Older People

People can biologically age at different rates, so a person aged 70 may be healthier than someone aged 60. Frailty has a bigger impact on a person’s likelihood to require care and support. Due to advances in health care, people in Surrey are living longer than ever and as we get older our health needs tend to get more complex. With long term health conditions comes a need for health and social care.

The good news is that there are lots of things you can do to help keep healthy, to find out more, please visit the Surrey County Council Your Health webpage. You’ll find other useful information under the heading Improving care for older people on the NHS website.

 

Age related hearing loss

A gradual loss of hearing that occurs as people get older is a common condition that impacts many older adults. Action on Hearing Loss provide information and support those with hearing loss, you’ll also find some useful tips below.

 

Tips on how to communicate well with someone who has age related hearing loss

For those of you missing face to face contact with family and friends who also suffer from hearing loss, Lead Audiologist Fay Hopkins-Thorpe, from First Community Health and Care, has helpfully shared a stack of suggestions on how to improve the quality of your telephone and video calls with loved ones.

Speak clearly and a little more slowly

Age related hearing loss generally impacts peoples abilities to hear high frequencies. Consonants are mostly high frequency and consonants give the clarity and meaning to speech.

For example ‘Would you like a biscuit?’ can very easily sound like ‘Would you like a big kiss? Two very different things. When the ears cannot hear properly the brain will try and fill in the missing bits.

Speaking clearly and a little more slowly helps massively. Shouting will cause the speaker to sound distorted and make things much less clear.
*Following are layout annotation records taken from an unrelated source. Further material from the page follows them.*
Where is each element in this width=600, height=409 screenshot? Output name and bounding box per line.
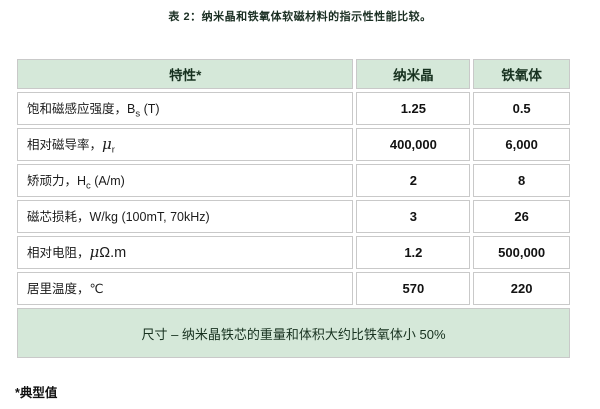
ferrite-value: 220 (473, 272, 570, 305)
nanocrystalline-value: 2 (356, 164, 471, 197)
property-label: 相对磁导率，μr (17, 128, 354, 161)
ferrite-value: 8 (473, 164, 570, 197)
table-row-relative-resistivity: 相对电阻，μΩ.m 1.2 500,000 (17, 236, 570, 269)
label-unit: Ω.m (99, 244, 127, 261)
property-label: 矫顽力，Hc (A/m) (17, 164, 354, 197)
label-tail: (A/m) (90, 173, 125, 188)
ferrite-value: 0.5 (473, 92, 570, 125)
ferrite-value: 26 (473, 200, 570, 233)
table-row-curie-temperature: 居里温度，℃ 570 220 (17, 272, 570, 305)
table-caption: 表 2：纳米晶和铁氧体软磁材料的指示性性能比较。 (168, 11, 432, 23)
header-row: 特性* 纳米晶 铁氧体 (17, 59, 570, 89)
label-symbol: μ (89, 242, 100, 261)
size-note: 尺寸 – 纳米晶铁芯的重量和体积大约比铁氧体小 50% (17, 308, 570, 358)
label-subscript: c (86, 180, 91, 192)
property-label: 相对电阻，μΩ.m (17, 236, 354, 269)
table-row-coercivity: 矫顽力，Hc (A/m) 2 8 (17, 164, 570, 197)
table-row-relative-permeability: 相对磁导率，μr 400,000 6,000 (17, 128, 570, 161)
size-note-row: 尺寸 – 纳米晶铁芯的重量和体积大约比铁氧体小 50% (17, 308, 570, 358)
label-text: 磁芯损耗，W/kg (100mT, 70kHz) (27, 209, 210, 224)
label-text: 居里温度，℃ (27, 281, 104, 296)
header-cell-nanocrystalline: 纳米晶 (356, 59, 471, 89)
label-subscript: r (111, 144, 115, 156)
nanocrystalline-value: 3 (356, 200, 471, 233)
nanocrystalline-value: 1.2 (356, 236, 471, 269)
nanocrystalline-value: 1.25 (356, 92, 471, 125)
comparison-table: 特性* 纳米晶 铁氧体 饱和磁感应强度，Bs (T) 1.25 0.5 相对磁导… (14, 56, 573, 361)
label-text: 相对磁导率， (27, 137, 103, 152)
table-row-core-loss: 磁芯损耗，W/kg (100mT, 70kHz) 3 26 (17, 200, 570, 233)
header-cell-property: 特性* (17, 59, 354, 89)
ferrite-value: 500,000 (473, 236, 570, 269)
ferrite-value: 6,000 (473, 128, 570, 161)
property-label: 磁芯损耗，W/kg (100mT, 70kHz) (17, 200, 354, 233)
label-text: 相对电阻， (27, 245, 90, 260)
nanocrystalline-value: 570 (356, 272, 471, 305)
property-label: 居里温度，℃ (17, 272, 354, 305)
table-row-saturation-flux: 饱和磁感应强度，Bs (T) 1.25 0.5 (17, 92, 570, 125)
label-symbol: μ (102, 134, 112, 153)
typical-values-footnote: *典型值 (15, 386, 58, 400)
label-text: 饱和磁感应强度，B (27, 101, 136, 116)
property-label: 饱和磁感应强度，Bs (T) (17, 92, 354, 125)
label-subscript: s (135, 108, 141, 120)
header-cell-ferrite: 铁氧体 (473, 59, 570, 89)
nanocrystalline-value: 400,000 (356, 128, 471, 161)
label-tail: (T) (140, 101, 160, 116)
label-text: 矫顽力，H (27, 173, 87, 188)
Unfamiliar accents can be more of a challenge.

Use a video call if possible

Video calling is better as it allows the person with hearing loss to gather information from facial expressions and lip reading.

Communication skills to be mindful of for both telephone and video calls

Always make sure that:

  • You are clear about the topic of the conversation
  • Background noise is kept to a minimum
  • You keep the normal rhythm of speech but slow down very slightly
  • Your face and mouth are not hidden – even on a normal non video call this will cause difficulties
  • If a sentence is not heard or understood, you say it differently rather than repeating the same words
  • You are patient and friendly and take your time
  • You avoid shouting
  • You avoid saying ‘oh it doesn’t matter’ if the other person can’t get what you are saying, remember it was important enough to say it the first time
  • One person at a time is talking rather than people talking over one another
  • You use speaker phone which can be better for non-video calls as it allows both ears and hearing aids to work
  • You hold the phone ever so slightly higher to the ear, if you are the person with impaired hearing, as it is the mic at the top of your ear which is now collecting sound, not the ear.
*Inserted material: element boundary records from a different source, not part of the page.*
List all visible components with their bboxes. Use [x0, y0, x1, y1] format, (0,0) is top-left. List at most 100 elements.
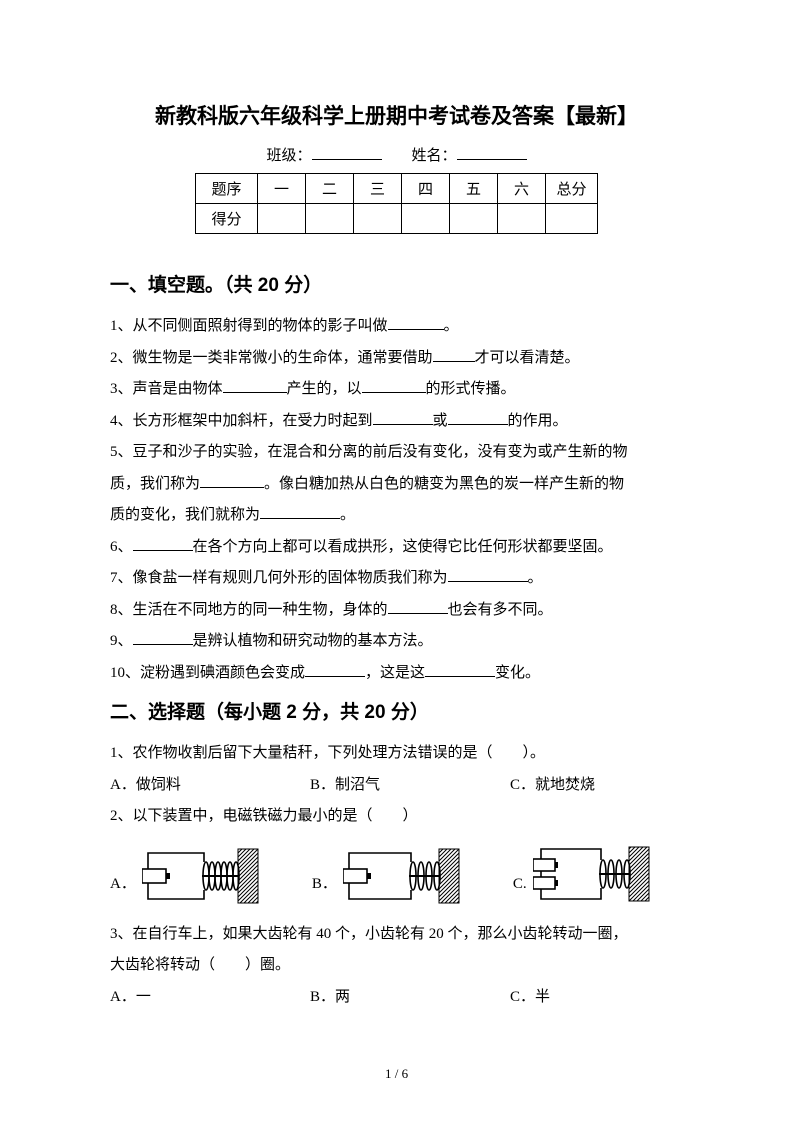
text: 的作用。 [508, 413, 568, 429]
score-table-wrap: 题序 一 二 三 四 五 六 总分 得分 [110, 173, 683, 234]
blank[interactable] [362, 378, 426, 393]
name-label: 姓名： [412, 148, 457, 164]
diagram-b-cell: B． [312, 845, 463, 907]
blank[interactable] [133, 630, 193, 645]
text: 5、豆子和沙子的实验，在混合和分离的前后没有变化，没有变为或产生新的物 [110, 444, 628, 460]
electromagnet-diagram-a [142, 845, 262, 907]
score-cell[interactable] [402, 204, 450, 234]
option-a[interactable]: A．一 [110, 982, 310, 1014]
s1-q8: 8、生活在不同地方的同一种生物，身体的 也会有多不同。 [110, 595, 683, 627]
score-cell[interactable] [546, 204, 598, 234]
text: 。 [340, 507, 355, 523]
blank[interactable] [260, 504, 340, 519]
s2-q3-stem2: 大齿轮将转动（ ）圈。 [110, 950, 683, 982]
text: 。 [528, 570, 543, 586]
text: 或 [433, 413, 448, 429]
text: 9、 [110, 633, 133, 649]
option-b-label[interactable]: B． [312, 872, 337, 907]
blank[interactable] [448, 567, 528, 582]
text: 的形式传播。 [426, 381, 516, 397]
col-2: 二 [306, 174, 354, 204]
blank[interactable] [433, 347, 475, 362]
score-cell[interactable] [450, 204, 498, 234]
option-a-label[interactable]: A． [110, 872, 136, 907]
text: 质的变化，我们就称为 [110, 507, 260, 523]
text: 8、生活在不同地方的同一种生物，身体的 [110, 602, 388, 618]
row2-label: 得分 [196, 204, 258, 234]
blank[interactable] [305, 662, 365, 677]
electromagnet-diagram-c [533, 841, 653, 907]
s1-q5-l1: 5、豆子和沙子的实验，在混合和分离的前后没有变化，没有变为或产生新的物 [110, 437, 683, 469]
class-blank[interactable] [312, 145, 382, 160]
electromagnet-diagram-b [343, 845, 463, 907]
text: 质，我们称为 [110, 476, 200, 492]
text: 。 [444, 318, 459, 334]
text: 是辨认植物和研究动物的基本方法。 [193, 633, 433, 649]
option-b[interactable]: B．制沼气 [310, 770, 510, 802]
option-c-label[interactable]: C. [513, 876, 527, 907]
score-cell[interactable] [354, 204, 402, 234]
blank[interactable] [448, 410, 508, 425]
text: 。像白糖加热从白色的糖变为黑色的炭一样产生新的物 [264, 476, 624, 492]
diagram-c-cell: C. [513, 841, 653, 907]
option-c[interactable]: C．就地焚烧 [510, 770, 660, 802]
option-a[interactable]: A．做饲料 [110, 770, 310, 802]
s1-q2: 2、微生物是一类非常微小的生命体，通常要借助 才可以看清楚。 [110, 343, 683, 375]
page-footer: 1 / 6 [0, 1066, 793, 1082]
text: 才可以看清楚。 [475, 350, 580, 366]
page-sep: / [391, 1066, 401, 1081]
s1-q6: 6、 在各个方向上都可以看成拱形，这使得它比任何形状都要坚固。 [110, 532, 683, 564]
text: 10、淀粉遇到碘酒颜色会变成 [110, 665, 305, 681]
blank[interactable] [373, 410, 433, 425]
option-b[interactable]: B．两 [310, 982, 510, 1014]
s2-q3-options: A．一 B．两 C．半 [110, 982, 683, 1014]
blank[interactable] [223, 378, 287, 393]
s1-q5-l3: 质的变化，我们就称为 。 [110, 500, 683, 532]
s1-q5-l2: 质，我们称为 。像白糖加热从白色的糖变为黑色的炭一样产生新的物 [110, 469, 683, 501]
s1-q10: 10、淀粉遇到碘酒颜色会变成 ，这是这 变化。 [110, 658, 683, 690]
text: 产生的，以 [287, 381, 362, 397]
text: 2、微生物是一类非常微小的生命体，通常要借助 [110, 350, 433, 366]
s2-q3-stem1: 3、在自行车上，如果大齿轮有 40 个，小齿轮有 20 个，那么小齿轮转动一圈， [110, 919, 683, 951]
text: 6、 [110, 539, 133, 555]
meta-line: 班级： 姓名： [110, 144, 683, 165]
name-blank[interactable] [457, 145, 527, 160]
s2-q1-options: A．做饲料 B．制沼气 C．就地焚烧 [110, 770, 683, 802]
text: 在各个方向上都可以看成拱形，这使得它比任何形状都要坚固。 [193, 539, 613, 555]
option-c[interactable]: C．半 [510, 982, 660, 1014]
text: 变化。 [495, 665, 540, 681]
page-title: 新教科版六年级科学上册期中考试卷及答案【最新】 [110, 100, 683, 130]
text: 4、长方形框架中加斜杆，在受力时起到 [110, 413, 373, 429]
s1-q9: 9、 是辨认植物和研究动物的基本方法。 [110, 626, 683, 658]
s1-q4: 4、长方形框架中加斜杆，在受力时起到 或 的作用。 [110, 406, 683, 438]
col-total: 总分 [546, 174, 598, 204]
text: 7、像食盐一样有规则几何外形的固体物质我们称为 [110, 570, 448, 586]
col-5: 五 [450, 174, 498, 204]
score-cell[interactable] [306, 204, 354, 234]
score-cell[interactable] [258, 204, 306, 234]
blank[interactable] [200, 473, 264, 488]
class-label: 班级： [266, 148, 311, 164]
table-row: 题序 一 二 三 四 五 六 总分 [196, 174, 598, 204]
text: 1、从不同侧面照射得到的物体的影子叫做 [110, 318, 388, 334]
blank[interactable] [388, 599, 448, 614]
score-table: 题序 一 二 三 四 五 六 总分 得分 [195, 173, 598, 234]
text: 也会有多不同。 [448, 602, 553, 618]
section1-heading: 一、填空题。（共 20 分） [110, 270, 683, 297]
table-row: 得分 [196, 204, 598, 234]
text: 3、声音是由物体 [110, 381, 223, 397]
text: ，这是这 [365, 665, 425, 681]
s2-q2-diagrams: A． [110, 841, 683, 907]
section2-heading: 二、选择题（每小题 2 分，共 20 分） [110, 697, 683, 724]
blank[interactable] [133, 536, 193, 551]
col-6: 六 [498, 174, 546, 204]
s1-q3: 3、声音是由物体 产生的，以 的形式传播。 [110, 374, 683, 406]
blank[interactable] [388, 315, 444, 330]
row1-label: 题序 [196, 174, 258, 204]
page-total: 6 [402, 1066, 409, 1081]
diagram-a-cell: A． [110, 845, 262, 907]
score-cell[interactable] [498, 204, 546, 234]
blank[interactable] [425, 662, 495, 677]
col-4: 四 [402, 174, 450, 204]
page: 新教科版六年级科学上册期中考试卷及答案【最新】 班级： 姓名： 题序 一 二 三… [0, 0, 793, 1122]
Specifically for video calls

Always make sure that:

  • There is sufficient light
  • You use facial expression, body language and gestures where appropriate

Questions to ask to help them either use or check their hearing device without appearing patronising?

  • ‘How are you finding your hearing aids with using the phone so much?’
  • ‘Does your hearing aid work ok with this phone?’
  • ‘Are you having any trouble hearing me…… the line has got some static?’

Making the conversation work for the person who has age related hearing loss so that they feel included?

  • Try and avoid talking really quickly.
  • Speak clearly, try not to drop your T’s etc.
  • Don’t put on silly voices or drop your voice volume for dramatic effect.
  • Be really clear the subject of what you are talking about such as ‘Mum, I wanted to ask you about your neighbour Bob at number 59. Does Bob need any supplies’ rather than ‘Mum do I need to get Bob anything’.

How do we improve conversation without making the other person feel self-conscious?

  • You need to be patient.
  • Make sure when you are speaking to people with hearing loss that you have enough time and that you’re not rushing off quickly as that can make the speaker sound rushed, as well as the listener.
  • Avoid anything that stresses the listener as it will mean they do not hear as well because their brain is busy feeling stressed, rather than listening.

How can we bring an element of fun into the conversation?

  • Completing cross words together can be good fun.
  • Agreeing to watch the same program to discuss the next night
  • Start a book club with them but also plan what they will do when all this is over. Hope and something to look forward to are always powerful motivators.
  • Hearing is an active process and as such needs the brain to be focused and not distracted. Stress, anxiety, worry, ill health, these will all cause people to not hear as well. This does not mean their hearing is changing in most cases, just that they are feeling out of sorts. Relaxation techniques, distractions such as bird watching from the window can be really useful.